En “Mob”, tercer escalón del libro, se muestra, ahora sí, una visión de la infancia donde domina la aterradora realidad de quien no puede aferrarse a nadie. En el poema “Psicoanálisis”, los padres son percibidos como maléficos sanadores: “Papaíto laxa cotidianamente mi vientre/ hasta hacerlo sangrar./ Mamaíta juega al corro con mis miembros”. En este niño hay terror, falta de calidez y de cariño que repercuten en el hombre que será: “Nadie le enseñó a quererse./ Busca amor por internet con dos puntitos”. En la cuarta y última parte, “Vendado que me has vendido”, el poeta hace el boceto de algunas experiencias amorosas, todas ellas marcadas, ya no por la presencia sino por la ausencia, que le hace evocar la imagen de la mujer amada y ponerla sobre el papel. El amor es una imposibilidad (“amarte es rozarte”, dirá), no se llega nunca a la plenitud, es un sentimiento que se desliza entre los dedos, que fluye: “con las palabras propiciamos sueños, / con la sintaxis, hábitos de alcoba,/ versos, canciones del querer, sumarios/ del corazón”. Son en definitiva, golpes de metal lejano, cuyo eco persiste, nostálgicamente: “No podía dormir (más) y he bajado a la costumbre por ver si estabas”.

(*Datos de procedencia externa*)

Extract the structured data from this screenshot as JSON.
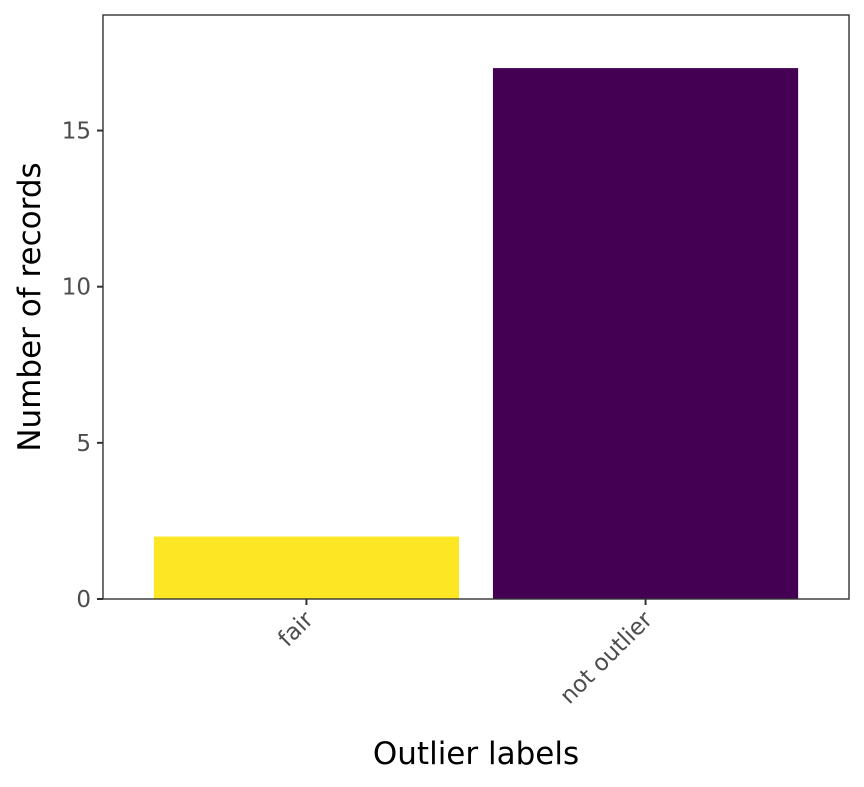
{
  "chart_data": {
    "type": "bar",
    "title": "",
    "xlabel": "Outlier labels",
    "ylabel": "Number of records",
    "categories": [
      "fair",
      "not outlier"
    ],
    "values": [
      2,
      17
    ],
    "colors": [
      "#FDE725",
      "#440154"
    ],
    "ylim": [
      0,
      18.7
    ],
    "yticks": [
      0,
      5,
      10,
      15
    ],
    "ytick_labels": [
      "0",
      "5",
      "10",
      "15"
    ],
    "xtick_rotation_deg": -45,
    "grid": false,
    "legend": "none"
  }
}
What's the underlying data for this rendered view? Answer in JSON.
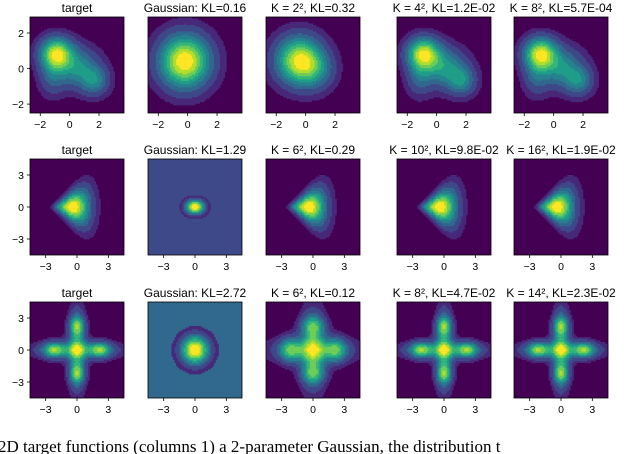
{
  "caption": "2D target functions (columns 1) a 2-parameter Gaussian, the distribution t",
  "colors": {
    "viridis": [
      "#440154",
      "#482878",
      "#3e4989",
      "#31688e",
      "#26828e",
      "#1f9e89",
      "#35b779",
      "#6ece58",
      "#b5de2b",
      "#fde725"
    ]
  },
  "chart_data": [
    {
      "type": "heatmap",
      "row": 1,
      "xlim": [
        -2.7,
        3.7
      ],
      "ylim": [
        -2.5,
        2.9
      ],
      "xticks": [
        -2,
        0,
        2
      ],
      "yticks": [
        -2,
        0,
        2
      ],
      "panels": [
        {
          "title": "target",
          "blobs": [
            {
              "cx": -0.9,
              "cy": 0.85,
              "sx": 0.75,
              "sy": 0.6,
              "a": 1.0
            },
            {
              "cx": 0.5,
              "cy": 0.05,
              "sx": 1.0,
              "sy": 0.75,
              "a": 0.5
            },
            {
              "cx": 1.7,
              "cy": -0.7,
              "sx": 0.65,
              "sy": 0.55,
              "a": 0.42
            },
            {
              "cx": -1.2,
              "cy": -0.4,
              "sx": 0.6,
              "sy": 0.75,
              "a": 0.28
            }
          ]
        },
        {
          "title": "Gaussian: KL=0.16",
          "blobs": [
            {
              "cx": -0.2,
              "cy": 0.4,
              "sx": 1.15,
              "sy": 1.0,
              "a": 1.0
            }
          ]
        },
        {
          "title": "K = 2², KL=0.32",
          "blobs": [
            {
              "cx": -0.45,
              "cy": 0.45,
              "sx": 1.05,
              "sy": 0.9,
              "a": 1.0
            },
            {
              "cx": 0.7,
              "cy": -0.1,
              "sx": 0.85,
              "sy": 0.75,
              "a": 0.3
            }
          ]
        },
        {
          "title": "K = 4², KL=1.2E-02",
          "blobs": [
            {
              "cx": -0.9,
              "cy": 0.85,
              "sx": 0.75,
              "sy": 0.6,
              "a": 1.0
            },
            {
              "cx": 0.5,
              "cy": 0.05,
              "sx": 1.0,
              "sy": 0.75,
              "a": 0.55
            },
            {
              "cx": 1.7,
              "cy": -0.7,
              "sx": 0.65,
              "sy": 0.55,
              "a": 0.45
            },
            {
              "cx": -1.2,
              "cy": -0.4,
              "sx": 0.6,
              "sy": 0.75,
              "a": 0.3
            }
          ]
        },
        {
          "title": "K = 8², KL=5.7E-04",
          "blobs": [
            {
              "cx": -0.9,
              "cy": 0.85,
              "sx": 0.75,
              "sy": 0.6,
              "a": 1.0
            },
            {
              "cx": 0.5,
              "cy": 0.05,
              "sx": 1.0,
              "sy": 0.75,
              "a": 0.5
            },
            {
              "cx": 1.7,
              "cy": -0.7,
              "sx": 0.65,
              "sy": 0.55,
              "a": 0.42
            },
            {
              "cx": -1.2,
              "cy": -0.4,
              "sx": 0.6,
              "sy": 0.75,
              "a": 0.28
            }
          ]
        }
      ]
    },
    {
      "type": "heatmap",
      "row": 2,
      "xlim": [
        -4.5,
        4.5
      ],
      "ylim": [
        -4.5,
        4.5
      ],
      "xticks": [
        -3,
        0,
        3
      ],
      "yticks": [
        -3,
        0,
        3
      ],
      "panels": [
        {
          "title": "target",
          "shape": "cone"
        },
        {
          "title": "Gaussian: KL=1.29",
          "blobs": [
            {
              "cx": 0.0,
              "cy": 0.0,
              "sx": 0.6,
              "sy": 0.45,
              "a": 1.0
            }
          ],
          "bgLevel": 2
        },
        {
          "title": "K = 6², KL=0.29",
          "shape": "cone"
        },
        {
          "title": "K = 10², KL=9.8E-02",
          "shape": "cone"
        },
        {
          "title": "K = 16², KL=1.9E-02",
          "shape": "cone"
        }
      ]
    },
    {
      "type": "heatmap",
      "row": 3,
      "xlim": [
        -4.5,
        4.5
      ],
      "ylim": [
        -4.5,
        4.5
      ],
      "xticks": [
        -3,
        0,
        3
      ],
      "yticks": [
        -3,
        0,
        3
      ],
      "panels": [
        {
          "title": "target",
          "shape": "cross"
        },
        {
          "title": "Gaussian: KL=2.72",
          "blobs": [
            {
              "cx": 0.0,
              "cy": 0.0,
              "sx": 0.9,
              "sy": 0.9,
              "a": 1.0
            }
          ],
          "bgLevel": 3
        },
        {
          "title": "K = 6², KL=0.12",
          "shape": "cross_soft"
        },
        {
          "title": "K = 8², KL=4.7E-02",
          "shape": "cross"
        },
        {
          "title": "K = 14², KL=2.3E-02",
          "shape": "cross"
        }
      ]
    }
  ]
}
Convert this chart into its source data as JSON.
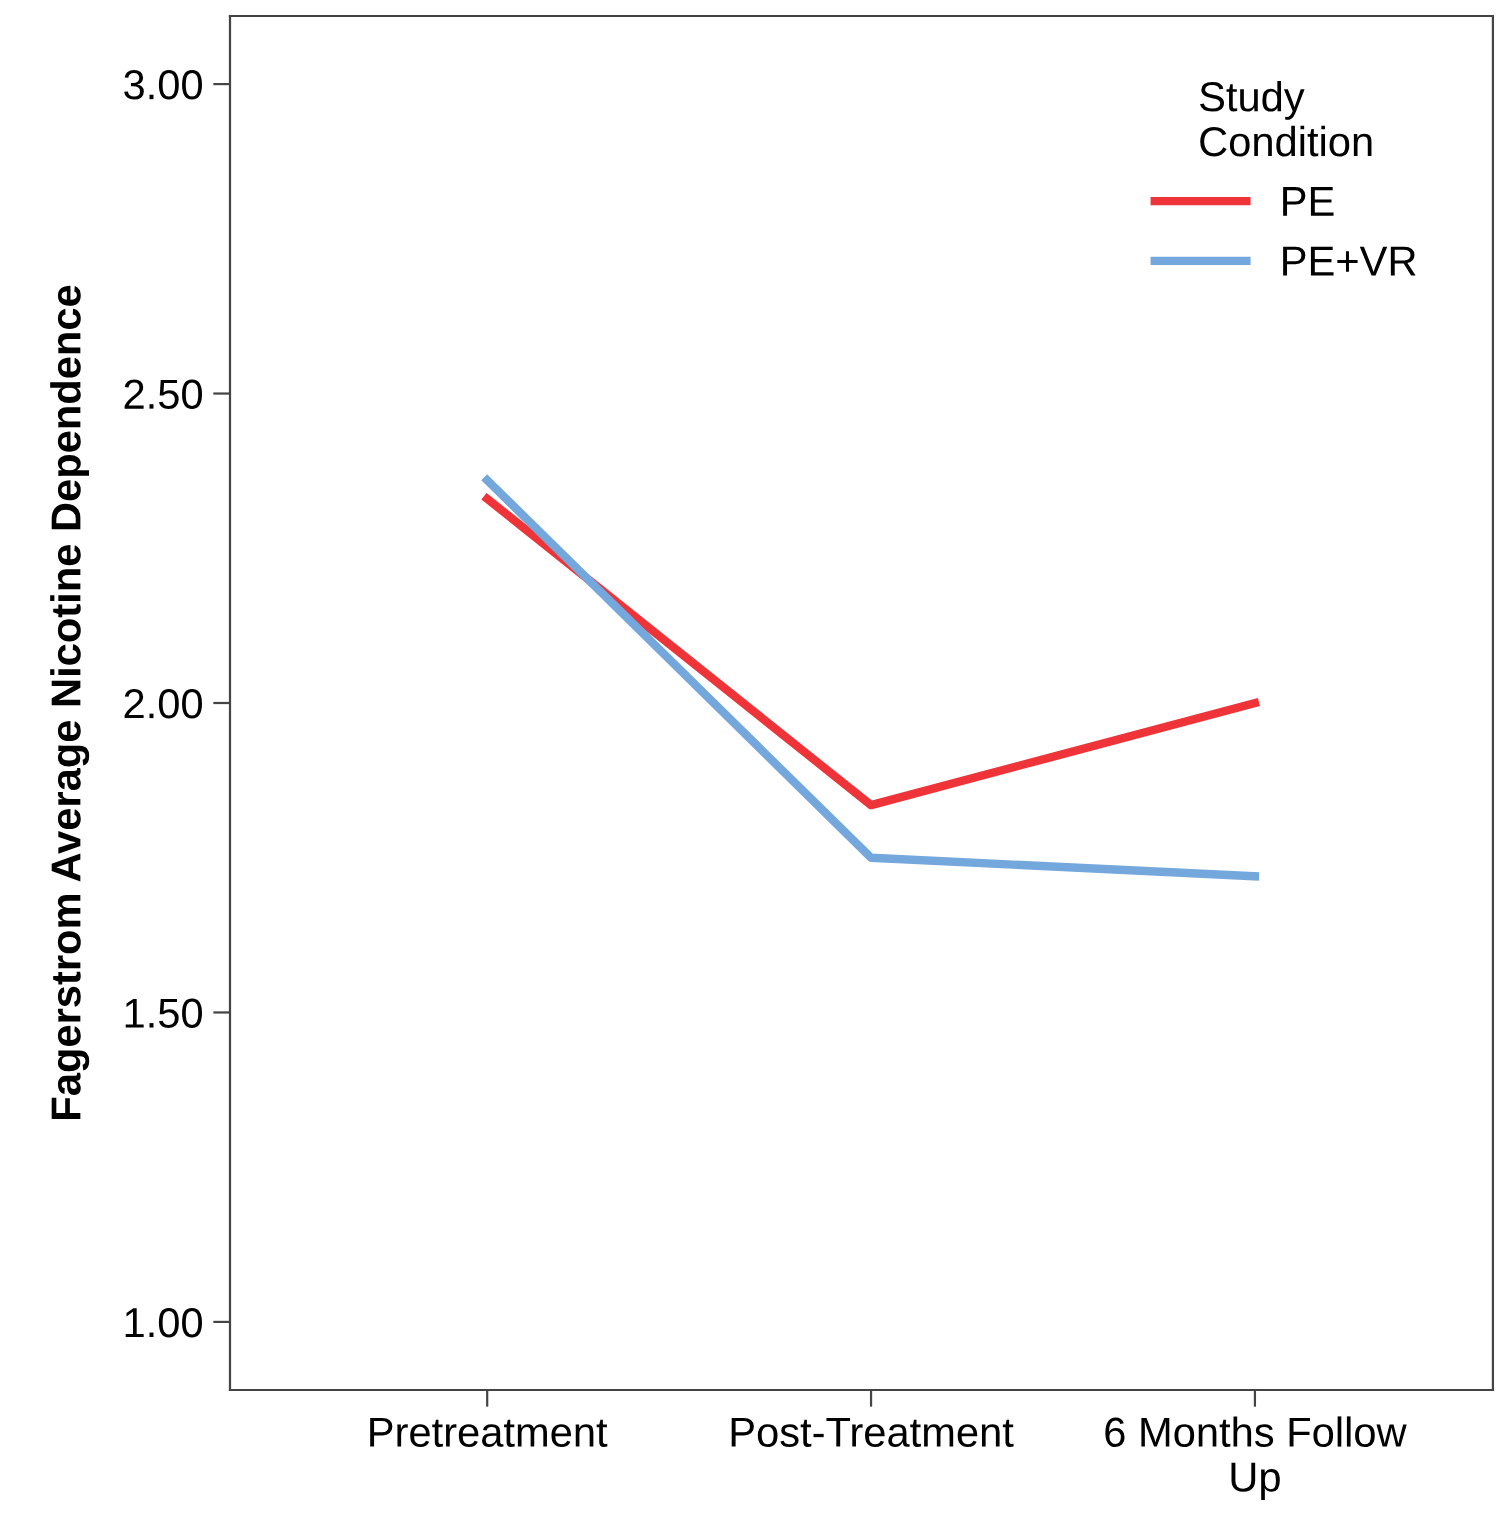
{
  "chart_data": {
    "type": "line",
    "ylabel": "Fagerstrom Average Nicotine Dependence",
    "legend_title": "Study\nCondition",
    "categories": [
      "Pretreatment",
      "Post-Treatment",
      "6 Months Follow\nUp"
    ],
    "series": [
      {
        "name": "PE",
        "color": "#ee3438",
        "values": [
          2.33,
          1.835,
          2.0
        ]
      },
      {
        "name": "PE+VR",
        "color": "#74a8dc",
        "values": [
          2.36,
          1.75,
          1.72
        ]
      }
    ],
    "ylim": [
      0.89,
      3.11
    ],
    "yticks": [
      {
        "value": 1.0,
        "label": "1.00"
      },
      {
        "value": 1.5,
        "label": "1.50"
      },
      {
        "value": 2.0,
        "label": "2.00"
      },
      {
        "value": 2.5,
        "label": "2.50"
      },
      {
        "value": 3.0,
        "label": "3.00"
      }
    ],
    "grid": false,
    "legend": "top right",
    "marker": "none",
    "line_style": "solid"
  }
}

La conclusión es desoladora, no hay esperanza, y el ritmo del verso se trunca hacia la libertad sin límites del poema en prosa, que posibilita el flujo de pensamiento y se expande sobre la página con vehemencia: “Resta solo/ que extirpe mi ternura y la abandone, que huya hacia otros/ seres optimistas o regiones sin tragedias marenostrum”. En el epílogo, el autor admite que existe un pesimismo latente, que quiere dejar de serlo en las sucesivas ampliaciones de Seis olas. Pase lo que pase, encuentre una respuesta o no a tan duro propósito, estaremos ahí para seguir leyéndolo, disfrutándolo.

Seis olas con un único regreso ocupa ya un lugar en nuestra memoria.